E dall’altro, è indispensabile introdurre (finalmente) una seria legge di attuazione dell’art. 39 della Costituzione, che metta fine alla vera e propria piaga sociale dei contratti pirata.

Infatti, auspicando che non si voglia degradare a “specchietto per le allodole” anche l’art. 36 della Costituzione, è bene ricordare che trattasi di norma dalla natura immediatamente precettiva, che per l’effetto produce (o perlomeno, dovrebbe produrre) l’invalidità di qualsiasi accordo che attribuisca ai lavoratori una retribuzione non conforme ai criteri di “proporzionalità” e “sufficienza”.

Criteri che oggi più che mai, stante anche il progressivo innalzamento del costo della vita, occorre determinare in termini quanto più stringenti, per scongiurare il rischio che un esercizio fraudolento del pluralismo sindacale si traduca, di fatto, in un’elusione dell’articolo 36.

Ciò a maggior ragione, se si considera che la Cassazione ha costantemente negato la sussistenza, nel nostro Ordinamento, di un generale principio di parità retributiva dei lavoratori a parità di mansioni, fatte salve esclusivamente la garanzia di un minimo retributivo e la non discriminazione (si pensi, in particolare, all’art. 16 dello Statuto del Lavoratori).
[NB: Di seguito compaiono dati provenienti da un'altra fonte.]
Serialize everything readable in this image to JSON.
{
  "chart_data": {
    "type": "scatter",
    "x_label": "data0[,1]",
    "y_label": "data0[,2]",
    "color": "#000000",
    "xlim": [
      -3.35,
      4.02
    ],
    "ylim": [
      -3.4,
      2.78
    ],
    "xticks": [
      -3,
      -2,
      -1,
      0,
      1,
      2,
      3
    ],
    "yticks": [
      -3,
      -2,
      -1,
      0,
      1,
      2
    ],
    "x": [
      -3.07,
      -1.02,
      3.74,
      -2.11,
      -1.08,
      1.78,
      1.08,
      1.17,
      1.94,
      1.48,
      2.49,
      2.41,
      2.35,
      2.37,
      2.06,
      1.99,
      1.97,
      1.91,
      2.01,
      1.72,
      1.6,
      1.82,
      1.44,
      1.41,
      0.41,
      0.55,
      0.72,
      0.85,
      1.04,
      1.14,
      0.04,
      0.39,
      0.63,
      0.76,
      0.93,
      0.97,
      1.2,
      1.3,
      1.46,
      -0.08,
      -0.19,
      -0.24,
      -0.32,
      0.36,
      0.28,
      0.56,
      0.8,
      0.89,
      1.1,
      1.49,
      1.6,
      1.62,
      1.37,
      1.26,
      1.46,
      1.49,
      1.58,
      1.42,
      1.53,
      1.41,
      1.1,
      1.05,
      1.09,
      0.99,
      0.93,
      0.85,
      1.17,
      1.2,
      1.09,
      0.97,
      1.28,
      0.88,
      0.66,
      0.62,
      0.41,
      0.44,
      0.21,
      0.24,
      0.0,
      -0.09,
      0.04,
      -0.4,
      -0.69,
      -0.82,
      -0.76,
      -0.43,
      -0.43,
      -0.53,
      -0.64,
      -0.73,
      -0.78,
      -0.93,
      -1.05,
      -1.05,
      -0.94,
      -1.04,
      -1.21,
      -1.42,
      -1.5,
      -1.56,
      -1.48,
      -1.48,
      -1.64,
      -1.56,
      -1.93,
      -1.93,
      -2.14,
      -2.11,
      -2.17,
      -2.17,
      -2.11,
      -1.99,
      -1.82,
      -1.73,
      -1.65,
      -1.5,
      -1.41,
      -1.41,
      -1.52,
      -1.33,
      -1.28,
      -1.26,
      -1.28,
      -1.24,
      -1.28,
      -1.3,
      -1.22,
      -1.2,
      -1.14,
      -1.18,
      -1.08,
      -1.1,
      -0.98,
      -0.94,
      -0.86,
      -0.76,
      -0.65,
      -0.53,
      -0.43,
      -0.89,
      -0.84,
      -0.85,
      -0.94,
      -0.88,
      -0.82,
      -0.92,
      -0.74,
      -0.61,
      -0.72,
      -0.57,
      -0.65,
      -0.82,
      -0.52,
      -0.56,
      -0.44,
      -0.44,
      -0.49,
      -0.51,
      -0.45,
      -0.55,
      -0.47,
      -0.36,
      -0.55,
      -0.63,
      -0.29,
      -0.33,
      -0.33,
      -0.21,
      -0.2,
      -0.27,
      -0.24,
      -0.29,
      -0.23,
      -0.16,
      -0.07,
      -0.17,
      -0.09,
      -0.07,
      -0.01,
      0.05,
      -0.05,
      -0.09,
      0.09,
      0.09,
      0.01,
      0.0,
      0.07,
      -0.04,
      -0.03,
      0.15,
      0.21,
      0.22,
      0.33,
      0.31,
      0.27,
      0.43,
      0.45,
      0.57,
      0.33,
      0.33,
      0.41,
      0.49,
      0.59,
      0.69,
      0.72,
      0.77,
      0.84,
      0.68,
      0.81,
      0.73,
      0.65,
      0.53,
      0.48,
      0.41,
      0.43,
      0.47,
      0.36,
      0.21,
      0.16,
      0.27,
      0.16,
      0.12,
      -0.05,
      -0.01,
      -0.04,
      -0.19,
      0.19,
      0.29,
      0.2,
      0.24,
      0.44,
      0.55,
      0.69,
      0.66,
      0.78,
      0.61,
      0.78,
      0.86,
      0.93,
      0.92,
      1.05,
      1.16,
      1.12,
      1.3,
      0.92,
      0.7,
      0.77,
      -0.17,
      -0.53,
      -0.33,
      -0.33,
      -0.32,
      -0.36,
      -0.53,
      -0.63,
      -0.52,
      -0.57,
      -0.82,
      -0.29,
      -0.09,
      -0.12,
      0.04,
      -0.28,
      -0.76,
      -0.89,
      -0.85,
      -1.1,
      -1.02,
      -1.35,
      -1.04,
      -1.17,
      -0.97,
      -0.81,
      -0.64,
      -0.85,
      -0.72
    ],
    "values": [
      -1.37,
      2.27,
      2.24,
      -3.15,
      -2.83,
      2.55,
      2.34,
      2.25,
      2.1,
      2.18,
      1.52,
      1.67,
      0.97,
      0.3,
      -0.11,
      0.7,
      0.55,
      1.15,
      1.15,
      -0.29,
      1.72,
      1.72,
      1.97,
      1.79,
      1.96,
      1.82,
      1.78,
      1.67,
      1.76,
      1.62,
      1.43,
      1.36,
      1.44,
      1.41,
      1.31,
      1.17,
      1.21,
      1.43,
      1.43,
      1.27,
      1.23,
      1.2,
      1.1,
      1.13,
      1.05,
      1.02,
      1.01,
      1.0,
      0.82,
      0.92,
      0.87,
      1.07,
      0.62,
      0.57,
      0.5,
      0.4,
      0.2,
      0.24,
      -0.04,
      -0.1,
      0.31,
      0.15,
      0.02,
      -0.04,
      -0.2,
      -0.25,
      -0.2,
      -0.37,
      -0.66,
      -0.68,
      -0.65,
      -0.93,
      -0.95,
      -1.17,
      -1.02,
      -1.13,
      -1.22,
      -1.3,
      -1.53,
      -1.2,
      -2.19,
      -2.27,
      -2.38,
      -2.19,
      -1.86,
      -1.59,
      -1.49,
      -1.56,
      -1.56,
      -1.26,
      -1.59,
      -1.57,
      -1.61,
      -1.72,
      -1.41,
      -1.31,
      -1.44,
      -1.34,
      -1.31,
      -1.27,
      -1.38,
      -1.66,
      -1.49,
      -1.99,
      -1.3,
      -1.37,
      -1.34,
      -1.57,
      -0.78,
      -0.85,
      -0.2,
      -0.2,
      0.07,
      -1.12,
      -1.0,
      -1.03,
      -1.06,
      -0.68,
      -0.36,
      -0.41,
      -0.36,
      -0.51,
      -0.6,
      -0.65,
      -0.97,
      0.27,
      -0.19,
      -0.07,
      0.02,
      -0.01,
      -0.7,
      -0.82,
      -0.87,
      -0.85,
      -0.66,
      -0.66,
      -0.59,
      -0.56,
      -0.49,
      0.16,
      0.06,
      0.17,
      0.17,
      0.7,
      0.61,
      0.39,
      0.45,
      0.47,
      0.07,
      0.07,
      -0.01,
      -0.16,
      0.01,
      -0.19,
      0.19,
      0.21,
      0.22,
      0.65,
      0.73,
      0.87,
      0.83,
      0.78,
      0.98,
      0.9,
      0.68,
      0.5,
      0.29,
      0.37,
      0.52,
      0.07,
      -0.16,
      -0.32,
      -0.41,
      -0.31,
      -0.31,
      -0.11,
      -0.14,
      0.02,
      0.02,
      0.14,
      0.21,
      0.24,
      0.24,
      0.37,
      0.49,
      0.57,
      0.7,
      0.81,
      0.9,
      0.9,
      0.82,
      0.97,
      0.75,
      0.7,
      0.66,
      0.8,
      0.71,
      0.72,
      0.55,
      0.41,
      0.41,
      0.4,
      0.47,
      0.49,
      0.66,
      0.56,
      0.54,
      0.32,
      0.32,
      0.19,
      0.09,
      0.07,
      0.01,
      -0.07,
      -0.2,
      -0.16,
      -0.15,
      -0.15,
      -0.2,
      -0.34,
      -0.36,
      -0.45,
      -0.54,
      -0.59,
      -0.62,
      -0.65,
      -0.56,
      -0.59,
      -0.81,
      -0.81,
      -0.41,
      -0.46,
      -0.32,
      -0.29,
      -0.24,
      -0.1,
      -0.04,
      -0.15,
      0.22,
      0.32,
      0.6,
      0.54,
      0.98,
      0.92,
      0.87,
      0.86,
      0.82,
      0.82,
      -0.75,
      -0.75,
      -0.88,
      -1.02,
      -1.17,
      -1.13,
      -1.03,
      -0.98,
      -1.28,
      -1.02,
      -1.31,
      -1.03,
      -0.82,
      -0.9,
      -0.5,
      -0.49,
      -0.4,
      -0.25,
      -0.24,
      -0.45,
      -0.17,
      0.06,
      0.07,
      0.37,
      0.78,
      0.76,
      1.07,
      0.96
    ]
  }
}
Del resto, se davvero (come rivendica il Presidente del Consiglio) il contrasto al lavoro povero rientra fra le “priorità” di questo Governo, coerenza vuole che un simile obiettivo venga perseguito con la stessa intransigenza riservata a chi ancora si “permette” di rifiutare salari da fame, vedendosi costretto a confidare nel Reddito di Cittadinanza per sopravvivere.